Le rapport souligne par ailleurs la réponse favorable que des pays émergents comme l´Inde, la Chine ou le Brésil (qui figurent parmi les dix pays bénéficiant le plus des crédits à l´exportation) réservent aux énergies renouvelables (5).

«Il est évident que, si la lutte contre les changements climatiques n´est pas menée partout dans le monde avec une rigueur absolue, ce sont les pays du Sud qui payeront la facture la plus lourde. Ils sont géographiquement plus menacés, disposent de moins de moyens financiers pour faire face aux changements climatiques et risquent de subir de plein fouet les désagréments d´investissements peu regardant en matière énergétique. Sans même parler de l´impact de centrales au charbon en matière de santé publique ou encore les conséquences dramatiques liées à la déforestation découlant de certains projets », conclut Jean-François Fauconnier (6).

A l´intérieur comme à l´extérieur de nos frontières, il est urgent d´orienter les investissements vers l´efficacité énergétique et le développement de technologies énergétiques propres et renouvelables.

Cliquez ici pour consulter le rapport complet.

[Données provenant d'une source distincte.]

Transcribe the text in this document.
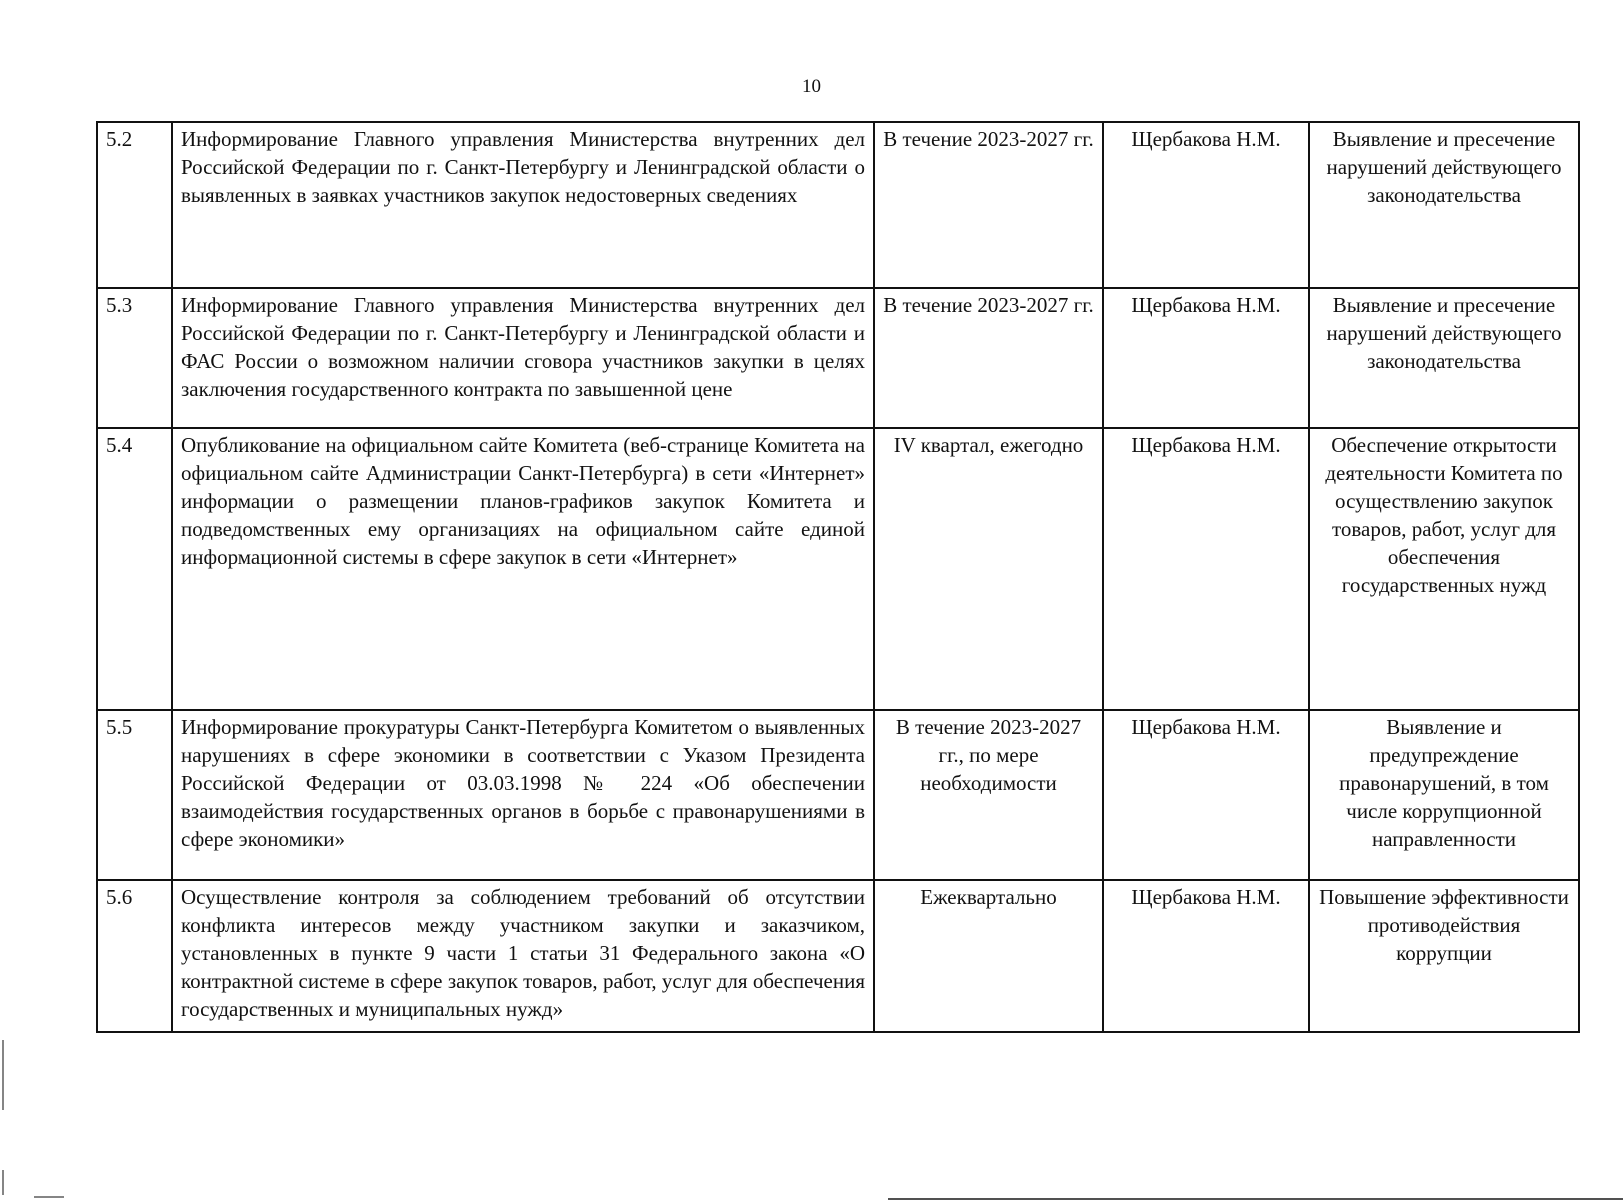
10
5.2	Информирование Главного управления Министерства внутренних дел Российской Федерации по г. Санкт-Петербургу и Ленинградской области о выявленных в заявках участников закупок недостоверных сведениях	В течение 2023-2027 гг.	Щербакова Н.М.	Выявление и пресечение нарушений действующего законодательства
5.3	Информирование Главного управления Министерства внутренних дел Российской Федерации по г. Санкт-Петербургу и Ленинградской области и ФАС России о возможном наличии сговора участников закупки в целях заключения государственного контракта по завышенной цене	В течение 2023-2027 гг.	Щербакова Н.М.	Выявление и пресечение нарушений действующего законодательства
5.4	Опубликование на официальном сайте Комитета (веб-странице Комитета на официальном сайте Администрации Санкт-Петербурга) в сети «Интернет» информации о размещении планов-графиков закупок Комитета и подведомственных ему организациях на официальном сайте единой информационной системы в сфере закупок в сети «Интернет»	IV квартал, ежегодно	Щербакова Н.М.	Обеспечение открытости деятельности Комитета по осуществлению закупок товаров, работ, услуг для обеспечения государственных нужд
5.5	Информирование прокуратуры Санкт-Петербурга Комитетом о выявленных нарушениях в сфере экономики в соответствии с Указом Президента Российской Федерации от 03.03.1998 № 224 «Об обеспечении взаимодействия государственных органов в борьбе с правонарушениями в сфере экономики»	В течение 2023-2027 гг., по мере необходимости	Щербакова Н.М.	Выявление и предупреждение правонарушений, в том числе коррупционной направленности
5.6	Осуществление контроля за соблюдением требований об отсутствии конфликта интересов между участником закупки и заказчиком, установленных в пункте 9 части 1 статьи 31 Федерального закона «О контрактной системе в сфере закупок товаров, работ, услуг для обеспечения государственных и муниципальных нужд»	Ежеквартально	Щербакова Н.М.	Повышение эффективности противодействия коррупции
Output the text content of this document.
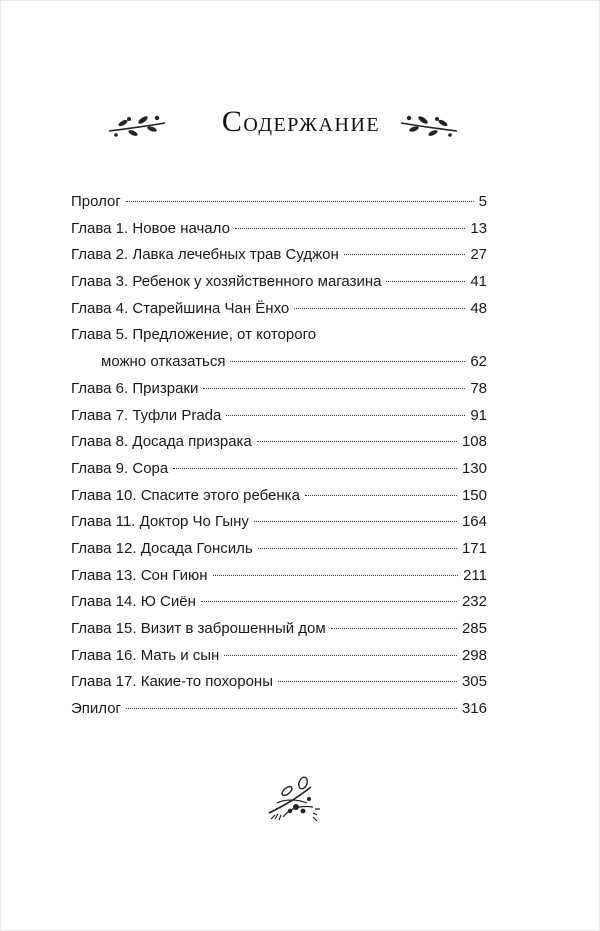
Содержание
Пролог	5
Глава 1. Новое начало	13
Глава 2. Лавка лечебных трав Суджон	27
Глава 3. Ребенок у хозяйственного магазина	41
Глава 4. Старейшина Чан Ёнхо	48
Глава 5. Предложение, от которого
можно отказаться	62
Глава 6. Призраки	78
Глава 7. Туфли Prada	91
Глава 8. Досада призрака	108
Глава 9. Сора	130
Глава 10. Спасите этого ребенка	150
Глава 11. Доктор Чо Гыну	164
Глава 12. Досада Гонсиль	171
Глава 13. Сон Гиюн	211
Глава 14. Ю Сиён	232
Глава 15. Визит в заброшенный дом	285
Глава 16. Мать и сын	298
Глава 17. Какие-то похороны	305
Эпилог	316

Notes: (1) « Exportation de la pollution : la face cachée de la politique climatique belge’, rapport disponible via le lien : http://www.greenpeace.be (à partir du 25 janvier 14h30) ou sur demande au service de presse : 0496/161.589.(2) Le Ducroire est une entreprise publique autonome dont la mission est de protéger les entreprises contre les risques liés aux transactions internationales, principalement dans les marchés émergents et les pays en développement. Les obligations assumées par le Ducroire bénéficient généralement de la garantie de l'Etat.(3) La Belgique s´est engagée à diminuer ses gaz à effet de serre de 7,5% d´ici 2008-2012. Pour l´année de référence (1990), les émissions de gaz à effet de serre de notre pays étaient de 146,24 millions de tonnes de CO2-équivalent. (4) Extrait du rapport (page 7) :(5) L´Inde est, par exemple, le numéro 5 mondial en terme de capacité éolienne installée (1.870 MW) et le gouvernement indien a l´ambition d´augmenter la capacité renouvelable du pays de 10.000 MW d´ici 2012. La Chine a annoncé son intention de produire 10% de son électricité à partir de renouvelables d´ici 2010. A ce moment-là, la capacité renouvelable installée serait de 60.000 MW.(6) En mai 2001, le Ducroire a accordé une assurance à la société Tractebel pour son investissement dans le projet Camisea, au Pérou. L´exploration et l´exploitation du gaz ont lieu dans la réserve Nahua–Kugapakori, sensée permettre la protection des populations indigènes qui y vivent. Par ailleurs, le transport du gaz implique la construction de deux pipelines au travers de plus de 500 km de forêts tropicales, sur le territoire de la communauté indigène Machiguenga.La société Jan De Nul, une entreprise belge de dragage, s´est vue attribuer le contrat pour des travaux dans le cadre de la construction de la centrale au charbon de Map Ta Phut, en Thaïlande. Le Ducroire lui aurait accordé en 2003 une assurance contre le risque politique de 2,5 millions d´Euro. En plus des émissions de gaz à effet de serre, la combustion du charbon provoque l´émission d´autres polluants atmosphériques, ayant des conséquences sanitaires désastreuses sur les populations avoisinantes.